17 mai 2015 | PAR Hugo Saadi

A Perfect Day est le premier film au casting international et tourné en langue anglaise pour Fernando Leon de Aranoa. Il se prend au jeu des conventions de Genève en temps de guerre pour disséminer dans son film, des blagues et des piques qui font de A Perfect Day, un drame pas banal.

[rating=3]

1995, quelque part dans les Balkans. Une ONG humanitaire effectue des missions pour venir en aide à la population désarçonnée face au conflit qui dure. Ironiquement, le titre de film A Perfect Day annonce la couleur : une journée parfaite (de galère). Elle commence par la découverte du corps d’un homme dans un puits qu’ils sont censés évacuer pour éviter toute contamination. Or, sans corde ils ne pourront pas aller bien loin dans cette tâche. C’est donc parti pour deux heures de quête de corde dans les Balkans, entre checkpoints, vaches minées et base de l’ONU.

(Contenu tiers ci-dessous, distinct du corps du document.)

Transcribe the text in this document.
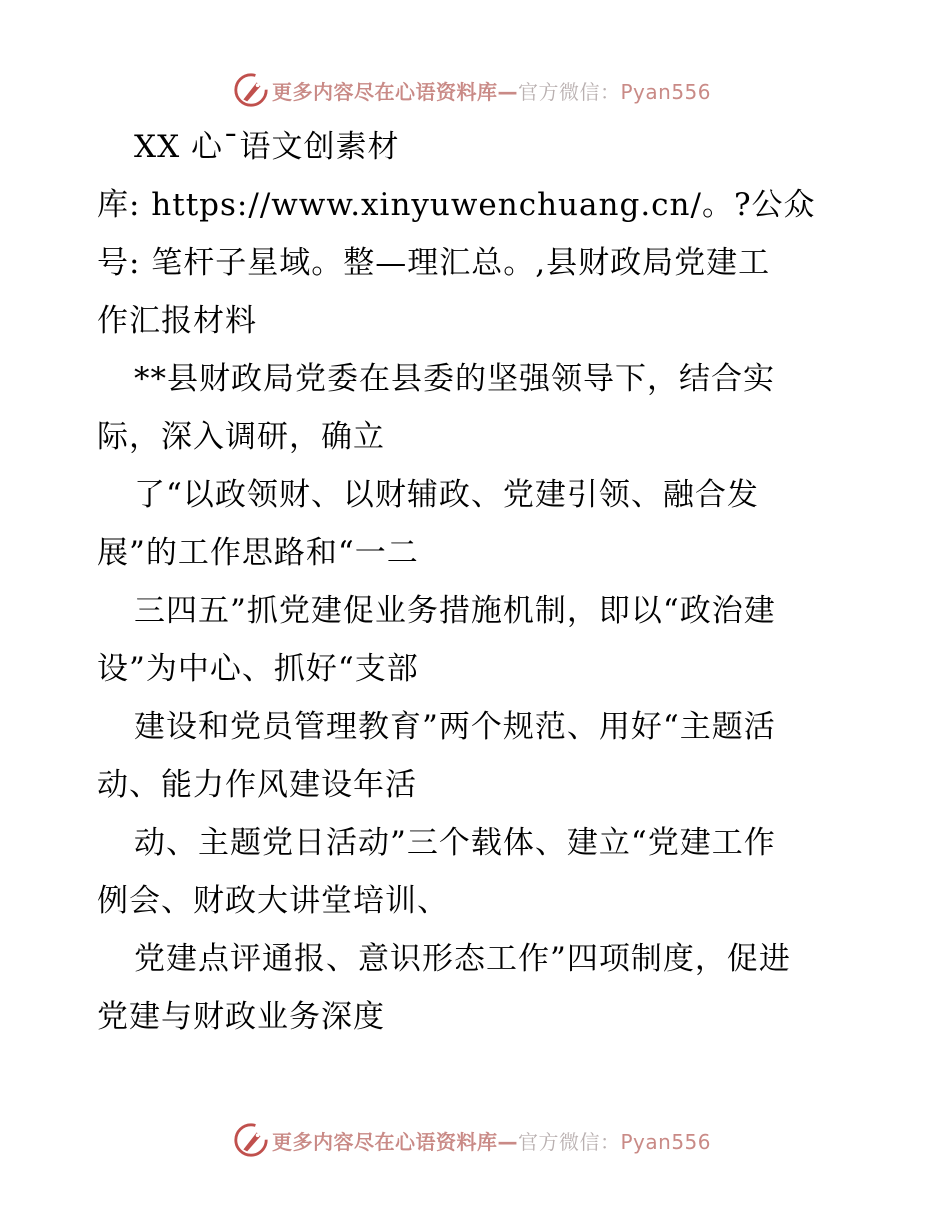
更多内容尽在心语资料库—官方微信：Pyan556
XX 心¯语文创素材
库: https://www.xinyuwenchuang.cn/。?公众
号: 笔杆子星域。整—理汇总。,县财政局党建工
作汇报材料
**县财政局党委在县委的坚强领导下，结合实
际，深入调研，确立
了“以政领财、以财辅政、党建引领、融合发
展”的工作思路和“一二
三四五”抓党建促业务措施机制，即以“政治建
设”为中心、抓好“支部
建设和党员管理教育”两个规范、用好“主题活
动、能力作风建设年活
动、主题党日活动”三个载体、建立“党建工作
例会、财政大讲堂培训、
党建点评通报、意识形态工作”四项制度，促进
党建与财政业务深度
更多内容尽在心语资料库—官方微信：Pyan556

Le contexte géopolitique du film aurait pu laisser penser que le genre de prédilection était un drame poignant et tire-larmes. Rien de tout cela, Fernando Leon de Aranoa prend tout le monde à contrepied par son traitement très décalé de la situation où les répliques comiques fusent. Le tempo avait été donné dans l’ouverture du film par le résumé que fait un habitant de sa région : « la région est réputée pour son yaourt et son humour ». Malgré cette volonté de sortir des sentiers battus, le réalisateur espagnol souhaite tout de même s’attarder de façon dramatique sur le sujet de la guerre des Balkans. Là réside tout le problème, A Perfect Day ne sait jamais véritablement sur quel pied danser. Le spectateur fait souvent le grand écart entre une situation dramatique et un humour omniprésent, le décalage est osé, mais pas toujours très subtil. Les dialogues sans grand intérêt s’éternisent et ne font pas avancer l’intrigue.

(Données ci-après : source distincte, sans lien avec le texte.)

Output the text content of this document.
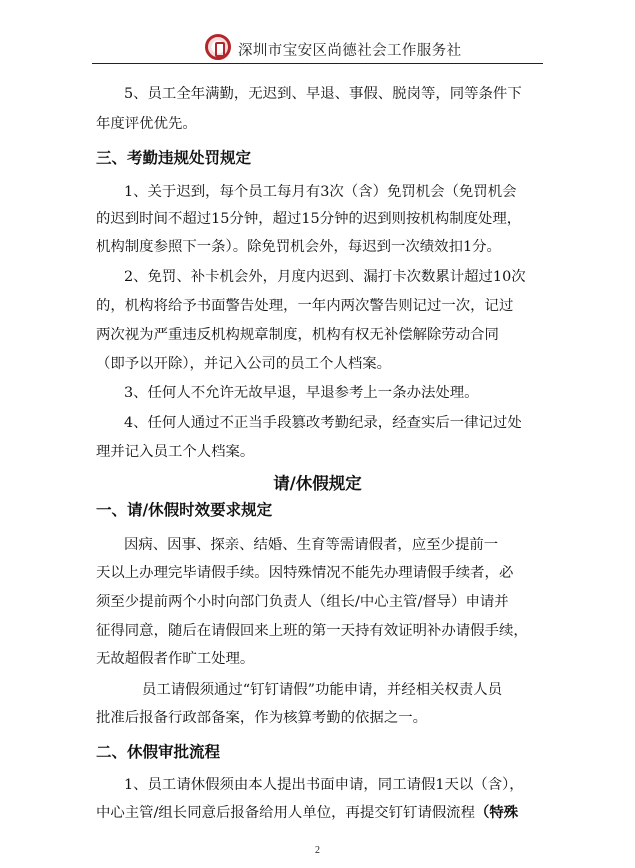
深圳市宝安区尚德社会工作服务社
5、员工全年满勤，无迟到、早退、事假、脱岗等，同等条件下
年度评优优先。
三、考勤违规处罚规定
1、关于迟到，每个员工每月有3次（含）免罚机会（免罚机会
的迟到时间不超过15分钟，超过15分钟的迟到则按机构制度处理，
机构制度参照下一条）。除免罚机会外，每迟到一次绩效扣1分。
2、免罚、补卡机会外，月度内迟到、漏打卡次数累计超过10次
的，机构将给予书面警告处理，一年内两次警告则记过一次，记过
两次视为严重违反机构规章制度，机构有权无补偿解除劳动合同
（即予以开除），并记入公司的员工个人档案。
3、任何人不允许无故早退，早退参考上一条办法处理。
4、任何人通过不正当手段篡改考勤纪录，经查实后一律记过处
理并记入员工个人档案。
请/休假规定
一、请/休假时效要求规定
因病、因事、探亲、结婚、生育等需请假者，应至少提前一
天以上办理完毕请假手续。因特殊情况不能先办理请假手续者，必
须至少提前两个小时向部门负责人（组长/中心主管/督导）申请并
征得同意，随后在请假回来上班的第一天持有效证明补办请假手续，
无故超假者作旷工处理。
员工请假须通过“钉钉请假”功能申请，并经相关权责人员
批准后报备行政部备案，作为核算考勤的依据之一。
二、休假审批流程
1、员工请休假须由本人提出书面申请，同工请假1天以（含），
中心主管/组长同意后报备给用人单位，再提交钉钉请假流程（特殊
2
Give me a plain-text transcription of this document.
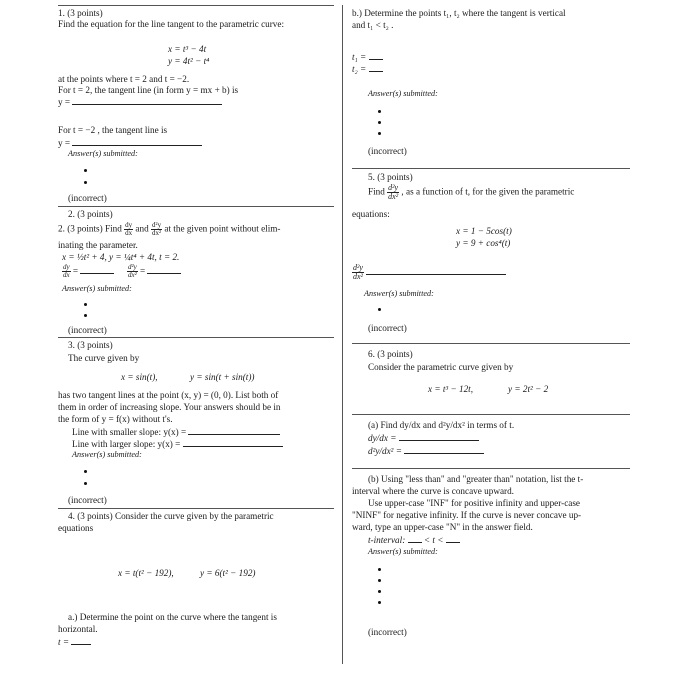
1. (3 points)
Find the equation for the line tangent to the parametric curve:
x = t³ − 4t
y = 4t² − t⁴
at the points where t = 2 and t = −2.
For t = 2, the tangent line (in form y = mx + b) is
y =
For t = −2 , the tangent line is
y =
Answer(s) submitted:
(incorrect)
2. (3 points)
2. (3 points) Find $\frac{dy}{dx}$ and $\frac{\text{d²y}}{\text{dx²}}$ at the given point without elim-
inating the parameter.
x = ½t² + 4, y = ¼t⁴ + 4t, t = 2.
$\frac{dy}{dx}$ =	$\frac{\text{d²y}}{\text{dx²}}$ =
Answer(s) submitted:
(incorrect)
3. (3 points)
The curve given by
x = sin(t),	y = sin(t + sin(t))
has two tangent lines at the point (x, y) = (0, 0). List both of
them in order of increasing slope. Your answers should be in
the form of y = f(x) without t's.
Line with smaller slope: y(x) =
Line with larger slope: y(x) =
Answer(s) submitted:
(incorrect)
4. (3 points) Consider the curve given by the parametric
equations
x = t(t² − 192),	y = 6(t² − 192)
a.) Determine the point on the curve where the tangent is
horizontal.
t =
b.) Determine the points t₁, t₂ where the tangent is vertical
and t₁ < t₂ .
t₁ =
t₂ =
Answer(s) submitted:
(incorrect)
5. (3 points)
Find $\frac{\text{d²y}}{\text{dx²}}$ , as a function of t, for the given the parametric
equations:
x = 1 − 5cos(t)
y = 9 + cos⁴(t)
$\frac{\text{d²y}}{\text{dx²}}$

Answer(s) submitted:
(incorrect)
6. (3 points)
Consider the parametric curve given by
x = t³ − 12t,	y = 2t² − 2
(a) Find dy/dx and d²y/dx² in terms of t.
dy/dx =
d²y/dx² =
(b) Using "less than" and "greater than" notation, list the t-
interval where the curve is concave upward.
Use upper-case "INF" for positive infinity and upper-case
"NINF" for negative infinity. If the curve is never concave up-
ward, type an upper-case "N" in the answer field.
t-interval: < t <
Answer(s) submitted:
(incorrect)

Quelques épisodes comiques et des blagues de mauvais goût qui font rire jaune, ce sont ce que l’on retient principalement du film de Aranoa qui aurait pu gagner en sérieux sans une bande originale piochant trop souvent dans la musique rock. Déconnectant intégralement du sujet, les excès de guitare laissent circonspect le spectateur à maintes reprises. Et ce ne sont pas les petites mélodies tragique et pathos qui viennent tempérer l’ensemble. Enfin, le réalisateur de 46 ans use et abuse des plans aériens (très agréable certes) dans ce décor naturel sublime. Il faudra tout de même reconnaitre au film son rythme très bien calibré, ne laissant jamais aux spectateurs le temps de s’ennuyer. Le casting très hétéroclite en est à la première raison. Benicio Del Toro en grand charmeur, Tim Robbins en fou furieux, Melanie Thierry en jeune française prête à tout et enfin Olga Kurylenko pour la touche sexy du film.

Retrouvez tous nos articles sur le 68ème festival de Cannes dans notre dossier Cannes 2015.

A Perfect Day, un film de Fernando León de Aranoa avec Tim Robbins, Olga Kurylenko, Mélanie Thierry, Fedja Stukan, Benicio Del Toro. Drame espagnol. 1h45.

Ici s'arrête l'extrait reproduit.